The holy shape of the church,
the mission of the church
depends on a team.
The best quarterback in the NFL can’t win
if the line doesn’t block and the receivers
don’t receive.

Mission in the world depends on a complete team
with players in each position.
The mission will fail without
Christian education programs, fellowship,
stewardship, evangelism, hospitality, preaching,
and pastoral care.
People cannot give what they have not received.
Your ministries to each other are the foundation
for your mission in the world.

You already have a lot of that going at St. Paul’s.
You have a lay pastoral care team.
You have good inquirer’s classes – and more.
That’s a great start but it is only a start.

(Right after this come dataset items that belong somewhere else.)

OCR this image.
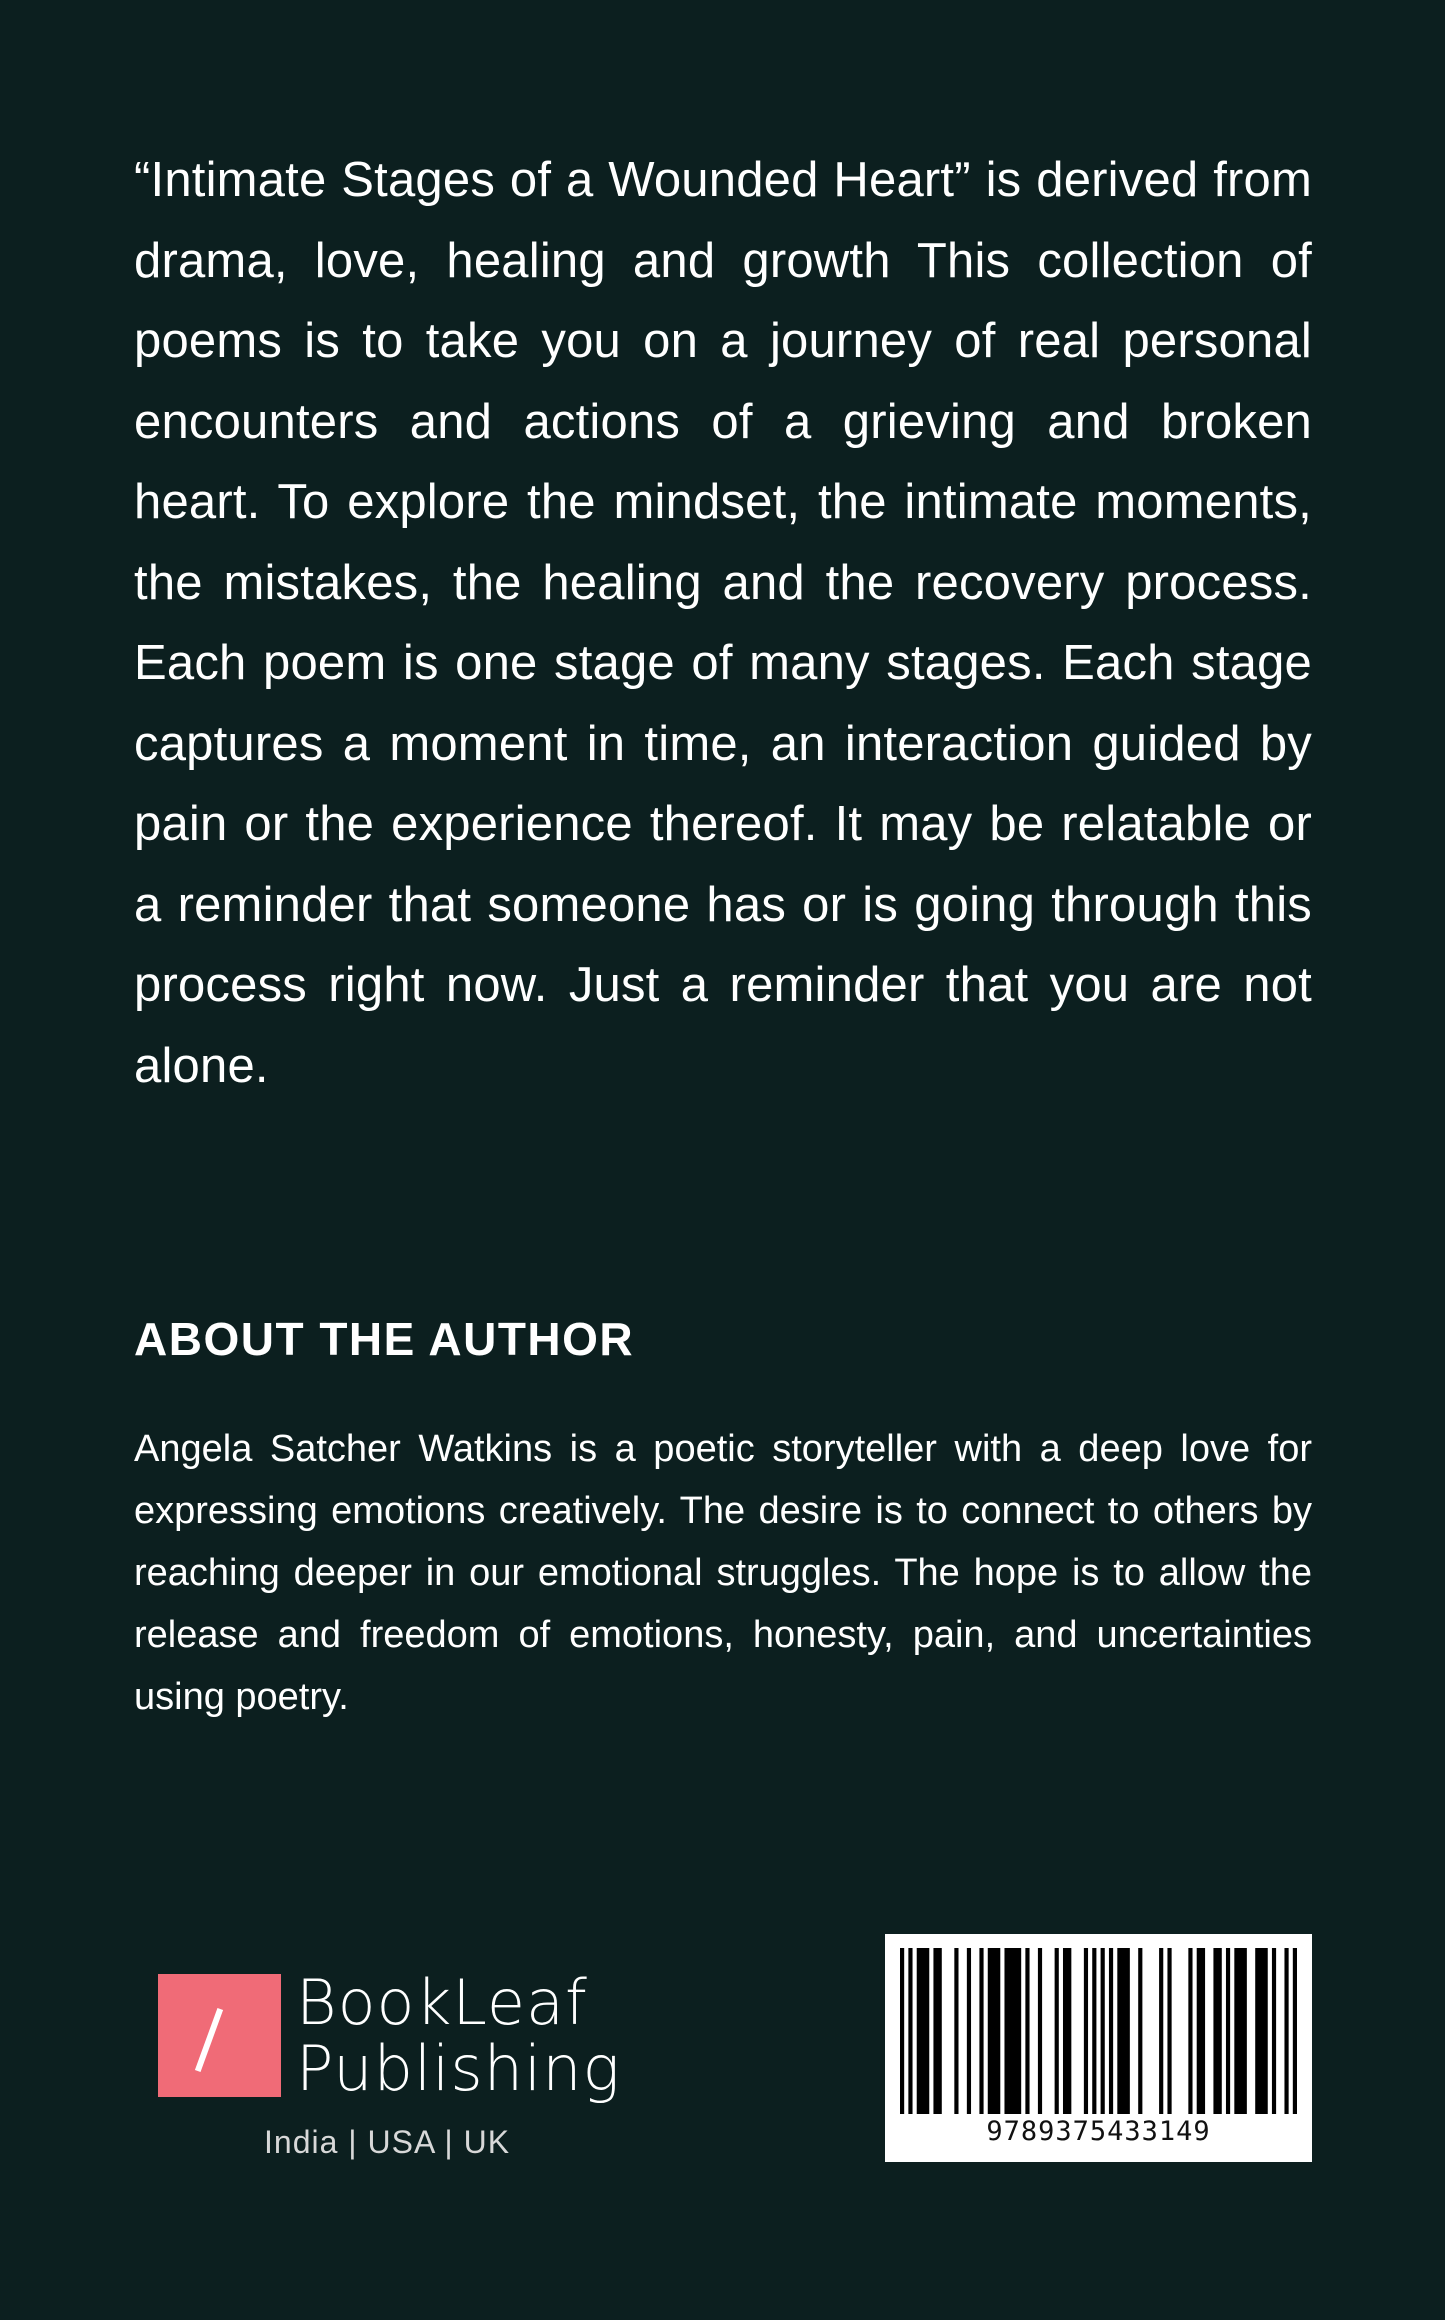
“Intimate Stages of a Wounded Heart” is derived from drama, love, healing and growth This collection of poems is to take you on a journey of real personal encounters and actions of a grieving and broken heart. To explore the mindset, the intimate moments, the mistakes, the healing and the recovery process. Each poem is one stage of many stages. Each stage captures a moment in time, an interaction guided by pain or the experience thereof. It may be relatable or a reminder that someone has or is going through this process right now. Just a reminder that you are not alone.

ABOUT THE AUTHOR

Angela Satcher Watkins is a poetic storyteller with a deep love for expressing emotions creatively. The desire is to connect to others by reaching deeper in our emotional struggles. The hope is to allow the release and freedom of emotions, honesty, pain, and uncertainties using poetry.

BookLeaf
Publishing
India | USA | UK	9789375433149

We move forward by equipping
more and more people
to lead more and more ministries.
When we are not moving forward,
time will drag us backward.


Today is the beginning of new stage of the journey into mission.
It will be an exciting journey.
You have had a long history of good ministry here,
but all of that was just the forerunner
to the best ministry.
It isn’t here yet, but it is coming.
And today is a milestone on the way.